Combat is hard, but Dante doesn't just face it head-on, he flies above it, slashes it into the air and shoots it up, and walks out of the room completely unscathed. This is the "art of combat" created by Team Little Devils. Where the player is put into a situation where they are challenged to the hilt, but given the abilities to make it through the challenge without a scratch if they have enough skill. In action games of the past, challenges were something to simply get through in order to reach the goal, and that was enough; these were situations that couldn't truly be called combat. Combat needs a form, it needs finesse, and DMC provided that; thanks in no small part to it's sword/gun combo system and use of the 3rd dimension. DMC rose above the simple concepts of the past to create this new style, a new execution; one that would become known as "stylish combat" due to how the player looked when playing at the best of their abilities. Before, combat was a task, a process to simply make it to the end, and while it may have been satisfying, it was never executed in a way like DMC: an act of taking on a challenge with strategy and finesse.

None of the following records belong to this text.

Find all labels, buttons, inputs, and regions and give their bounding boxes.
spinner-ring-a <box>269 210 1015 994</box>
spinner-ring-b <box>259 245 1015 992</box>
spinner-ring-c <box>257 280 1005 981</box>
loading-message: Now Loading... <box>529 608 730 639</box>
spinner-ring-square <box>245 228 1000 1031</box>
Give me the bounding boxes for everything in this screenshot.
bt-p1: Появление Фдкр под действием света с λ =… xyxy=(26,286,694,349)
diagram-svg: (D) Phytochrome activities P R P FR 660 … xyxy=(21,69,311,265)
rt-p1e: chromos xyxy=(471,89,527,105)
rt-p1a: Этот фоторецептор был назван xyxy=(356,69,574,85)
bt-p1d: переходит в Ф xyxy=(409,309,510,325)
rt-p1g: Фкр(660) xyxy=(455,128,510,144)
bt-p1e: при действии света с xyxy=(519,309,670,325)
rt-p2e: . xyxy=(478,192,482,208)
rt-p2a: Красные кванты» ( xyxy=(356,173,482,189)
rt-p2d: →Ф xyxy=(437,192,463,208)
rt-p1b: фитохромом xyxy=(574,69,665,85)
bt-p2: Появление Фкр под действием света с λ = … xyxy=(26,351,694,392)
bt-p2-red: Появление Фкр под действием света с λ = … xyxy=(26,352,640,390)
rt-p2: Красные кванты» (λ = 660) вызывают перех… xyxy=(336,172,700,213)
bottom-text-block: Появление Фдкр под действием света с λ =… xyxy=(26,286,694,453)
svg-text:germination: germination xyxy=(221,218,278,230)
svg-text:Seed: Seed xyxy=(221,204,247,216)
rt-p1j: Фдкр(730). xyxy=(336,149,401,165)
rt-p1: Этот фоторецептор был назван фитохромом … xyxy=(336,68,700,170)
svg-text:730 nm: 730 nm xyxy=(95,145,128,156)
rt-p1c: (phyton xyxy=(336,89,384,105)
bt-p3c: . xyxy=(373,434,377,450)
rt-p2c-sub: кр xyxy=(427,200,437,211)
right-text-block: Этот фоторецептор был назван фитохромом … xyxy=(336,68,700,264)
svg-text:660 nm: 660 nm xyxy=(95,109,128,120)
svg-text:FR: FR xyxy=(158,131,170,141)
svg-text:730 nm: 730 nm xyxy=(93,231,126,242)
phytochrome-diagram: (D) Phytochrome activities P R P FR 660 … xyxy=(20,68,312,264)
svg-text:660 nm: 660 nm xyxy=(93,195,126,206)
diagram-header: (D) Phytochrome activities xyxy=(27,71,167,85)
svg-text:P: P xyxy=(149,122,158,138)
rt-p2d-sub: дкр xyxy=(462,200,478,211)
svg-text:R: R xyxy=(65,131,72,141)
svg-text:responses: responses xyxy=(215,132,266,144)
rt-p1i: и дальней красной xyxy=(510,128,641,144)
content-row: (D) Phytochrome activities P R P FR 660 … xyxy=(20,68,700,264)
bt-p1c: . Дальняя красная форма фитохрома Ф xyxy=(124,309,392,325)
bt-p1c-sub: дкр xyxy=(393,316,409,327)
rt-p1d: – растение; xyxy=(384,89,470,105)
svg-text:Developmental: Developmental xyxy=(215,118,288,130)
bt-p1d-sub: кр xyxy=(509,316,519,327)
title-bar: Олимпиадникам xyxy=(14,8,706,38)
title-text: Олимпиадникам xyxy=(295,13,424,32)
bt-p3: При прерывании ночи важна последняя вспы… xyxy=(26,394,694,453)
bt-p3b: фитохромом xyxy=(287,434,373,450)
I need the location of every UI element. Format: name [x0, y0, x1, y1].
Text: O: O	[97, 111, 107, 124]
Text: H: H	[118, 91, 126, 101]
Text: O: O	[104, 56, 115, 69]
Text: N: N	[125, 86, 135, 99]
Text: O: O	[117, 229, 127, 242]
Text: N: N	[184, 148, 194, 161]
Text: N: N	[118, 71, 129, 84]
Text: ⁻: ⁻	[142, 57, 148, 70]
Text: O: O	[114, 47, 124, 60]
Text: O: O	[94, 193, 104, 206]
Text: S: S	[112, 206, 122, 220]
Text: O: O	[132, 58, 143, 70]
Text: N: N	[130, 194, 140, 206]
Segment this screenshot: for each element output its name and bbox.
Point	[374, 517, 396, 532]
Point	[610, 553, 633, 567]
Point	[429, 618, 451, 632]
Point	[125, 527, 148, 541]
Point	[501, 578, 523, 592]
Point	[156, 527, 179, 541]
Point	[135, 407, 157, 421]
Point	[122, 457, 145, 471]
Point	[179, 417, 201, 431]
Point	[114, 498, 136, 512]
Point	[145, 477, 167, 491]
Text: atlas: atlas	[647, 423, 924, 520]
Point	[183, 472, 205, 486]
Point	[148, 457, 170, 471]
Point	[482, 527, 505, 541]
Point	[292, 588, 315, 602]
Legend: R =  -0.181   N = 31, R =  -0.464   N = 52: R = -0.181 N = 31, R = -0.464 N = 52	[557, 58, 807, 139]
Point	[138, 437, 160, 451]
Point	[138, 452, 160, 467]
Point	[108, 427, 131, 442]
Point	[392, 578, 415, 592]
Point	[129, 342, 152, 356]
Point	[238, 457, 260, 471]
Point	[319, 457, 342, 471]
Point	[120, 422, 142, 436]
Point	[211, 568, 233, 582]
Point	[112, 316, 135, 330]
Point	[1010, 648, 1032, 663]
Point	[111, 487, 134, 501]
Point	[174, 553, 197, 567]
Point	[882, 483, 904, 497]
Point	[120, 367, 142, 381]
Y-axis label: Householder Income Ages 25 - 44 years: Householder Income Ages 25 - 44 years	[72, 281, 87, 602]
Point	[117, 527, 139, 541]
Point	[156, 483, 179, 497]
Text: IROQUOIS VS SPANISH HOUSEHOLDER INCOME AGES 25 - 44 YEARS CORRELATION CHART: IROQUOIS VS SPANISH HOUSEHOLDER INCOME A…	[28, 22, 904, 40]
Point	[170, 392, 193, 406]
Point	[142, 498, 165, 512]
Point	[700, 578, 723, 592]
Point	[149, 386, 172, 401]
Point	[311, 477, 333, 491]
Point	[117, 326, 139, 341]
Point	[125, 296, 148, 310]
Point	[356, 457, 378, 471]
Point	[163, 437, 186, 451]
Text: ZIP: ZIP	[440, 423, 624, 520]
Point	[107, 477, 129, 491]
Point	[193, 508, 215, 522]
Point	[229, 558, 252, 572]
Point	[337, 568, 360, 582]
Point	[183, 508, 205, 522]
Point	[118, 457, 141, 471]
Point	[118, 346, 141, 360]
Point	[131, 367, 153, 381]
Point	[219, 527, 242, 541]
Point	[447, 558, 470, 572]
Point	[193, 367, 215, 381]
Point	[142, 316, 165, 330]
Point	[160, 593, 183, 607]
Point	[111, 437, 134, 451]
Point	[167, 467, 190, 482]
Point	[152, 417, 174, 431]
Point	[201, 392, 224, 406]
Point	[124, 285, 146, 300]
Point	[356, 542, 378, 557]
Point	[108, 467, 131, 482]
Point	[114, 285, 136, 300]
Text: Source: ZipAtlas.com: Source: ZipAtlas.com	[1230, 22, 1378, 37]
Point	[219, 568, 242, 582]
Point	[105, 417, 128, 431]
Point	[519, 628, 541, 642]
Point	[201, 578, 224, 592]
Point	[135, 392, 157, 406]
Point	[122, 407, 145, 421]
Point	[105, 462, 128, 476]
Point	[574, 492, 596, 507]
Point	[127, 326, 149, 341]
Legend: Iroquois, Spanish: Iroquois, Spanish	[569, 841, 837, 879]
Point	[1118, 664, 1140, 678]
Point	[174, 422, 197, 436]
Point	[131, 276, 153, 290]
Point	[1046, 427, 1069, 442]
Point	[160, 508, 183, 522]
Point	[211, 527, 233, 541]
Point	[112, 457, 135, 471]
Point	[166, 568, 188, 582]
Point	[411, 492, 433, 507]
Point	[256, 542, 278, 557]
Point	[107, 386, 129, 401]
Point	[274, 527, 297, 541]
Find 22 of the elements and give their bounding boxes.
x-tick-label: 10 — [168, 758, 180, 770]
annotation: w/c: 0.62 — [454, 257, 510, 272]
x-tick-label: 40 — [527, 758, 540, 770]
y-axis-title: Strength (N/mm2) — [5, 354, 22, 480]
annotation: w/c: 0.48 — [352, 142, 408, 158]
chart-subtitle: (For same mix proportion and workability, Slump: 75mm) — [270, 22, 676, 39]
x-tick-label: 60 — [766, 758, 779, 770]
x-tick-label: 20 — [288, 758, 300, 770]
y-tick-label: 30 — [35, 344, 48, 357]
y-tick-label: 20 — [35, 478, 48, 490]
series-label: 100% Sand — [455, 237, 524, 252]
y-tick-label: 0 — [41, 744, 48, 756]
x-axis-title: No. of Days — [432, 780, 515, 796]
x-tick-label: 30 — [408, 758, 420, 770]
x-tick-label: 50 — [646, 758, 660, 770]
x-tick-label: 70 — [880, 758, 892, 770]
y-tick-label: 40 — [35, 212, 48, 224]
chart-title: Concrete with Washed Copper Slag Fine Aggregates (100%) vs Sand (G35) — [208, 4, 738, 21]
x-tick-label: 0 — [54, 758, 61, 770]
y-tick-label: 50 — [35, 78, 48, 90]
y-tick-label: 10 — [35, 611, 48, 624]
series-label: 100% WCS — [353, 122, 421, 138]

A process that created a different type of painting as a result of using a different art style: the art of combat.

After DMC, the art of combat would be a valuable style tool in many videogames, currently culminating in Bayonetta being, arguably, the most beautiful execution yet of the art style. I chose the original DMC to explain the art of combat because as the series would go on it would lose a lot of the essence that made gameplay exemplify the process of combat; later DMCs and action games either grew more "campy" and fun in their execution, or went back to the old-school styles of back-and-forth fighting. I find DMC executed the "art of combat" in its purest form, thanks in part to its survival-horror foundation.

I'm a big fan of the art of combat, and look forward to seeing where it goes in the future, perhaps leading to an entirely new art style.